There are 18 floors in a building. Each floor has the same number of offices. Altogether there are 396

To find the number of offices on each floor (denoted as \( f \)), we can set up the equation based on the information given.

We know there are 18 floors and a total of 396 offices in the building. Therefore, we can express this relationship as:

\[ 18 \times f = 396 \]

To solve for \( f \), we can divide both sides of the equation by 18:

\[ f = \frac{396}{18} \]

Now, performing the division:

\[ f = 22 \]

So, the number of offices on each floor is \( f = 22 \).

how does it equal 22?

To see how \( f = 22 \) is calculated, let's break it down step-by-step:

1. We start with the equation we set up: \[ 18 \times f = 396 \]

2. To find \( f \), we rearrange the equation by dividing both sides by 18: \[ f = \frac{396}{18} \]

3. Now we need to perform the division \( 396 \div 18 \).
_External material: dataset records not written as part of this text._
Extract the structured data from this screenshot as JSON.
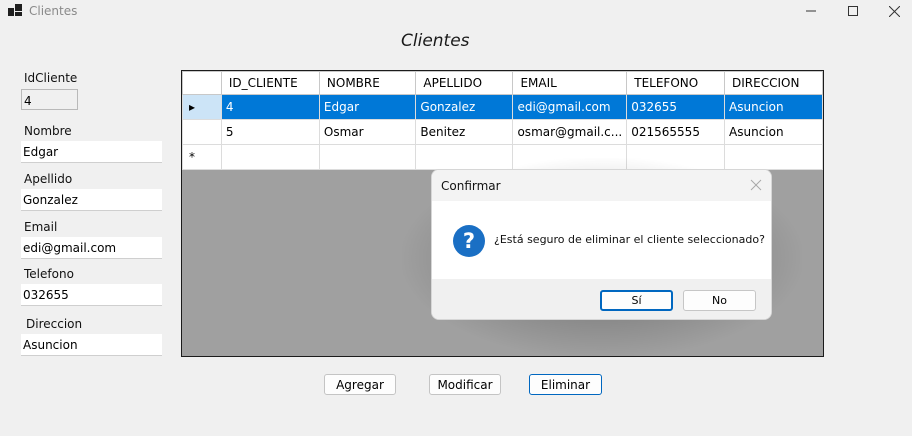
{
  "window": {
    "title": "Clientes",
    "icon": "app-window-icon"
  },
  "form": {
    "title": "Clientes"
  },
  "fields": {
    "id": {
      "label": "IdCliente",
      "value": "4"
    },
    "nombre": {
      "label": "Nombre",
      "value": "Edgar"
    },
    "apellido": {
      "label": "Apellido",
      "value": "Gonzalez"
    },
    "email": {
      "label": "Email",
      "value": "edi@gmail.com"
    },
    "telefono": {
      "label": "Telefono",
      "value": "032655"
    },
    "direccion": {
      "label": "Direccion",
      "value": "Asuncion"
    }
  },
  "grid": {
    "columns": [
      "ID_CLIENTE",
      "NOMBRE",
      "APELLIDO",
      "EMAIL",
      "TELEFONO",
      "DIRECCION"
    ],
    "rows": [
      [
        "4",
        "Edgar",
        "Gonzalez",
        "edi@gmail.com",
        "032655",
        "Asuncion"
      ],
      [
        "5",
        "Osmar",
        "Benitez",
        "osmar@gmail.c...",
        "021565555",
        "Asuncion"
      ]
    ],
    "selected_marker": "▸",
    "new_row_marker": "*",
    "selected_color": "#0078d7"
  },
  "buttons": {
    "agregar": "Agregar",
    "modificar": "Modificar",
    "eliminar": "Eliminar"
  },
  "dialog": {
    "title": "Confirmar",
    "message": "¿Está seguro de eliminar el cliente seleccionado?",
    "icon_glyph": "?",
    "yes": "Sí",
    "no": "No",
    "icon_color": "#1a6fc4"
  }
}
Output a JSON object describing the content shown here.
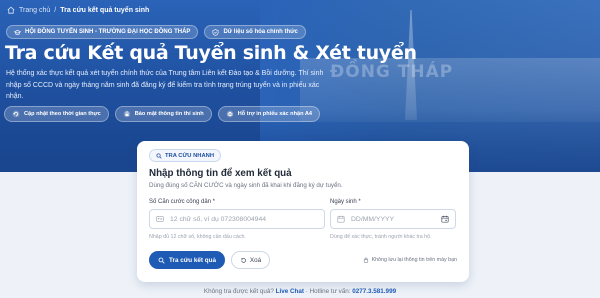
{
  "breadcrumb": {
    "home": "Trang chủ",
    "current": "Tra cứu kết quả tuyển sinh"
  },
  "badges": [
    {
      "label": "HỘI ĐỒNG TUYỂN SINH - TRƯỜNG ĐẠI HỌC ĐỒNG THÁP",
      "icon": "graduation-cap-icon"
    },
    {
      "label": "Dữ liệu số hóa chính thức",
      "icon": "shield-check-icon"
    }
  ],
  "hero": {
    "title": "Tra cứu Kết quả Tuyển sinh & Xét tuyển",
    "description": "Hệ thống xác thực kết quả xét tuyển chính thức của Trung tâm Liên kết Đào tạo & Bồi dưỡng. Thí sinh nhập số CCCD và ngày tháng năm sinh đã đăng ký để kiểm tra tình trạng trúng tuyển và in phiếu xác nhận.",
    "background_text": "ĐỒNG THÁP"
  },
  "features": [
    {
      "label": "Cập nhật theo thời gian thực",
      "icon": "refresh-icon"
    },
    {
      "label": "Bảo mật thông tin thí sinh",
      "icon": "lock-icon"
    },
    {
      "label": "Hỗ trợ in phiếu xác nhận A4",
      "icon": "printer-icon"
    }
  ],
  "card": {
    "chip": "TRA CỨU NHANH",
    "title": "Nhập thông tin để xem kết quả",
    "subtitle": "Dùng đúng số CĂN CƯỚC và ngày sinh đã khai khi đăng ký dự tuyển.",
    "id_field": {
      "label": "Số Căn cước công dân *",
      "placeholder": "12 chữ số, ví dụ 072308004944",
      "hint": "Nhập đủ 12 chữ số, không cần dấu cách."
    },
    "dob_field": {
      "label": "Ngày sinh *",
      "placeholder": "DD/MM/YYYY",
      "hint": "Dùng để xác thực, tránh người khác tra hộ."
    },
    "submit_label": "Tra cứu kết quả",
    "clear_label": "Xoá",
    "privacy_note": "Không lưu lại thông tin trên máy bạn"
  },
  "footer": {
    "question": "Không tra được kết quả?",
    "live_chat": "Live Chat",
    "hotline_label": "Hotline tư vấn:",
    "hotline": "0277.3.581.999"
  },
  "colors": {
    "primary": "#1e5bb5",
    "hero": "#2a63b8",
    "background": "#eef2f8"
  }
}
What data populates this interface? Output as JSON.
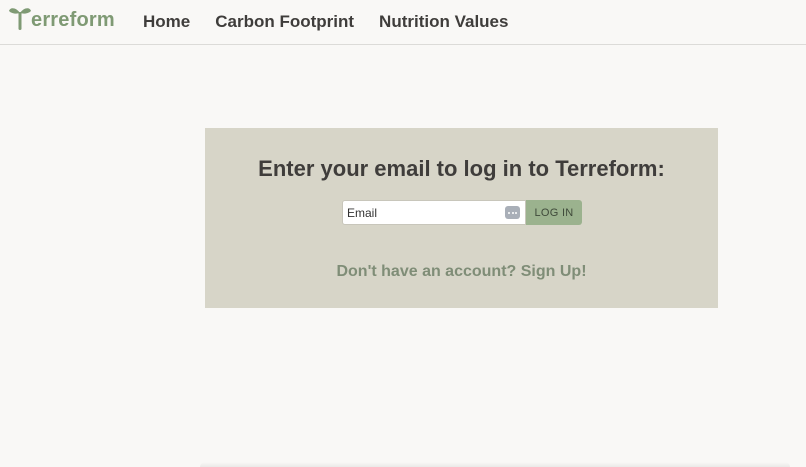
{
  "brand": {
    "name": "erreform",
    "logo_icon": "sprout-T-icon",
    "color": "#7f9a74"
  },
  "nav": {
    "items": [
      {
        "label": "Home"
      },
      {
        "label": "Carbon Footprint"
      },
      {
        "label": "Nutrition Values"
      }
    ]
  },
  "login": {
    "heading": "Enter your email to log in to Terreform:",
    "email_placeholder": "Email",
    "email_value": "",
    "autofill_icon": "password-autofill-icon",
    "button_label": "LOG IN",
    "signup_prompt": "Don't have an account?",
    "signup_link": "Sign Up!"
  },
  "colors": {
    "background": "#f9f8f6",
    "panel": "#d7d5c8",
    "button": "#9bb28e",
    "heading_text": "#3f3d3b",
    "signup_text": "#7f8d77"
  }
}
4. To simplify \( 396 \div 18 \):

   • First, we can simplify this by finding the greatest common divisor, but we can also do it directly.
   • If you calculate 396 divided by 18, you can do the division directly:
     • 18 goes into 39 two times (because \( 18 \times 2 = 36 \)), leaving a remainder of 3 (so we bring down the next digit to make it 36).
     • 18 goes into 36 exactly 2 times (because \( 18 \times 2 = 36 \)).

   So: \[ 396 \div 18 = 22 \]

This confirms that \( f = 22 \).

Thus, there are 22 offices on each floor.